The observation is shared by the majority of companies: code agents (Claude Code, GitHub Copilot, Codex, Gemini CLI) make it possible to produce features at an unprecedented pace, but this acceleration has a downside. Without a rigorous methodological framework, the delivered code accumulates structural defects which become costly to correct. “The AI, if we do not guide it, will choose options which are not necessarily compatible with the architecture of the project”, summarizes Nicolas Gaudemet, chief AI officer of Onepoint. Security breaches, in particular, are not a subject to which the agent pays attention spontaneously if nothing forces him to do so.

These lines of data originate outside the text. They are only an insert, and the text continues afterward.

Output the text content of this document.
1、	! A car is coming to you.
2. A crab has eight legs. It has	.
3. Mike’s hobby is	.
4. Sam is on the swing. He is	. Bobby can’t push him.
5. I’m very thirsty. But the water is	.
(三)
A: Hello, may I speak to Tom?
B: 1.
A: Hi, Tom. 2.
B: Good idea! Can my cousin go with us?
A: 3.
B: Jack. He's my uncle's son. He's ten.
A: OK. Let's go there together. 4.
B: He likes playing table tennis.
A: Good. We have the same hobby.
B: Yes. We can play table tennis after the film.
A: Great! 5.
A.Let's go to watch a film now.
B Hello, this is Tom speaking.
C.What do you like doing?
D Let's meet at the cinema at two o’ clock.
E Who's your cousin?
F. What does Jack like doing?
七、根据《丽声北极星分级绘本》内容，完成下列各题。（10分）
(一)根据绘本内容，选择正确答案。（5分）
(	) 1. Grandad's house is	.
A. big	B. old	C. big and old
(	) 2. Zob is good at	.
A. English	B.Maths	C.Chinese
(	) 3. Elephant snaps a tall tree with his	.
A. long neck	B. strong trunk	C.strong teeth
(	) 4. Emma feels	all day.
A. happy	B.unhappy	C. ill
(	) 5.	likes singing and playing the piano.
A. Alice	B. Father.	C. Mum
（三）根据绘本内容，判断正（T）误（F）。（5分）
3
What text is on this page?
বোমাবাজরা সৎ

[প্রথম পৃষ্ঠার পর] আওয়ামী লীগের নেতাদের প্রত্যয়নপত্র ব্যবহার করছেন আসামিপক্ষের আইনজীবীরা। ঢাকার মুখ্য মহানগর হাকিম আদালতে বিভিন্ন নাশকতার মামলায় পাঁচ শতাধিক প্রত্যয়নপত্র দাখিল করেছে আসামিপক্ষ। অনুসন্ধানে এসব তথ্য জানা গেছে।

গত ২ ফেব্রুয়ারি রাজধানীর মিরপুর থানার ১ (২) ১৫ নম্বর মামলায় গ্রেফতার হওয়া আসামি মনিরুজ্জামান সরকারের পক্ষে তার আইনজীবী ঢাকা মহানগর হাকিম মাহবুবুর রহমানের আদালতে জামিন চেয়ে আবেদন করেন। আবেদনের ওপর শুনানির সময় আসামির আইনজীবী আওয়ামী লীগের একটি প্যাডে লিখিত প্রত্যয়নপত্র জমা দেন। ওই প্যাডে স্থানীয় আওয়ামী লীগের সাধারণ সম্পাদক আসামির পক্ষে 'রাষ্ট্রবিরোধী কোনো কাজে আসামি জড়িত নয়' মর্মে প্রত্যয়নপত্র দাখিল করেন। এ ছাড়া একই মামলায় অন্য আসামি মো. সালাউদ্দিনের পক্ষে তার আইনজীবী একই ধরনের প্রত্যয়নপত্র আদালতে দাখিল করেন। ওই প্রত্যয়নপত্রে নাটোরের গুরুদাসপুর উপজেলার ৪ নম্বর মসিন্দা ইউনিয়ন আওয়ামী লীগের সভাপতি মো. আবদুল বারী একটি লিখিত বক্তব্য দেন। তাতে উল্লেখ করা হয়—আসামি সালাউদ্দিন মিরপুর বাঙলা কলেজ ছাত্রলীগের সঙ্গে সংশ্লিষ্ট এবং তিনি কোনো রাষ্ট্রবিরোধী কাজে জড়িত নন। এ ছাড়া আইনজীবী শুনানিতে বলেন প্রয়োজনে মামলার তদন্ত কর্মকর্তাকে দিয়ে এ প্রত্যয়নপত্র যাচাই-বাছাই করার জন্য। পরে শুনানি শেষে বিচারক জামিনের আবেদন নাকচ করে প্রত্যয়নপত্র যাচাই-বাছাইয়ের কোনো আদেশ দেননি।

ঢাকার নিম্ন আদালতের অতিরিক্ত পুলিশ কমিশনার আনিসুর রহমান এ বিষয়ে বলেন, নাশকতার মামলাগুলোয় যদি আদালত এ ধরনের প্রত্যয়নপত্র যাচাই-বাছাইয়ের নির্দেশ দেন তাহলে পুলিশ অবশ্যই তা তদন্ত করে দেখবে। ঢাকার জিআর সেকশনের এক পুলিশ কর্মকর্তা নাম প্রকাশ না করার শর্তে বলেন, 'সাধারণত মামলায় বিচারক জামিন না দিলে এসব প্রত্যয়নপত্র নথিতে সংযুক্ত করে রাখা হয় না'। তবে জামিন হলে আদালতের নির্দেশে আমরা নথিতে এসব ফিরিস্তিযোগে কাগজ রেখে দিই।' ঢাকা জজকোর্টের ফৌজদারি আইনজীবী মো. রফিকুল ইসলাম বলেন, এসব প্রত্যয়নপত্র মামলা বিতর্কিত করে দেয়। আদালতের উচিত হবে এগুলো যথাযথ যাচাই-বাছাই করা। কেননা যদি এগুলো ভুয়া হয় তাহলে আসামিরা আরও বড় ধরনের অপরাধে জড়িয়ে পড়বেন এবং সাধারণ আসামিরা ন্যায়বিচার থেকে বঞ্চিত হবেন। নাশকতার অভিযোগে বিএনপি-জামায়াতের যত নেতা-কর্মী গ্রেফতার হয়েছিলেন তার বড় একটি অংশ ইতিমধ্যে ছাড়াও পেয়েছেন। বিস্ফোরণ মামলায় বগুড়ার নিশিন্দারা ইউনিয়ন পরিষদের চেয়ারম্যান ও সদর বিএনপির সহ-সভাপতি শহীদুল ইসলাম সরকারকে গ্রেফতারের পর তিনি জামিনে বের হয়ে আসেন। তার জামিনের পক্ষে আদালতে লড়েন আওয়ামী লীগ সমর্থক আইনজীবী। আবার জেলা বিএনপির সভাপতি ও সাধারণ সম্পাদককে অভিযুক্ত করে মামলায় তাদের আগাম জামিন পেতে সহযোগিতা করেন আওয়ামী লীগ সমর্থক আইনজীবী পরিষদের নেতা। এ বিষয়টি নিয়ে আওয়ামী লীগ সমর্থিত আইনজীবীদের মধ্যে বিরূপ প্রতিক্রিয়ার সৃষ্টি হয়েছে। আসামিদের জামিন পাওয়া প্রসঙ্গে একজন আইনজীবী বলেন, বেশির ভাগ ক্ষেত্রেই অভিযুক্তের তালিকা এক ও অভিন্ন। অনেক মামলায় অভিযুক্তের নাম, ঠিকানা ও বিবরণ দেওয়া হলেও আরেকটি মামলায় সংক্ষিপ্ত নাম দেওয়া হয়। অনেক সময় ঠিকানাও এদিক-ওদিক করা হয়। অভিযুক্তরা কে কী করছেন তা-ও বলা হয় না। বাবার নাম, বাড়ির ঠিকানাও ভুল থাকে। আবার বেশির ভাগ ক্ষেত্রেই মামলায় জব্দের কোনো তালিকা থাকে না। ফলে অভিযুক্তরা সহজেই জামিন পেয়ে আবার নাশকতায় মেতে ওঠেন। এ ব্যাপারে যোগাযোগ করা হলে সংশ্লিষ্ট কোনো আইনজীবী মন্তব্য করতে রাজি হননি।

On the dependency side, the risk is twofold: the AI ​​can rely on third-party libraries without checking their compatibility with the version used in the project, or conversely, redevelop bricks that already exist in the codebase, due to not knowing that they are available.

At SNCF Connect & Tech, the adoption of AI for coding was generalized at the start of 2024 in the form of auto-completion, then extended to agents in conversational mode during 2025. Vibe coding quickly generated mixed feedback among the company’s 800 tech employees. “We quickly realized that this way of working was not the most optimal,” explains Emmanuel Cordente, CTO of SNCF Connect & Tech. Describing his needs in the form of a cat was too imprecise, and above all insufficient. The result is a lot of code rework, strong variability from one generation to the next, and real time savings below expectations.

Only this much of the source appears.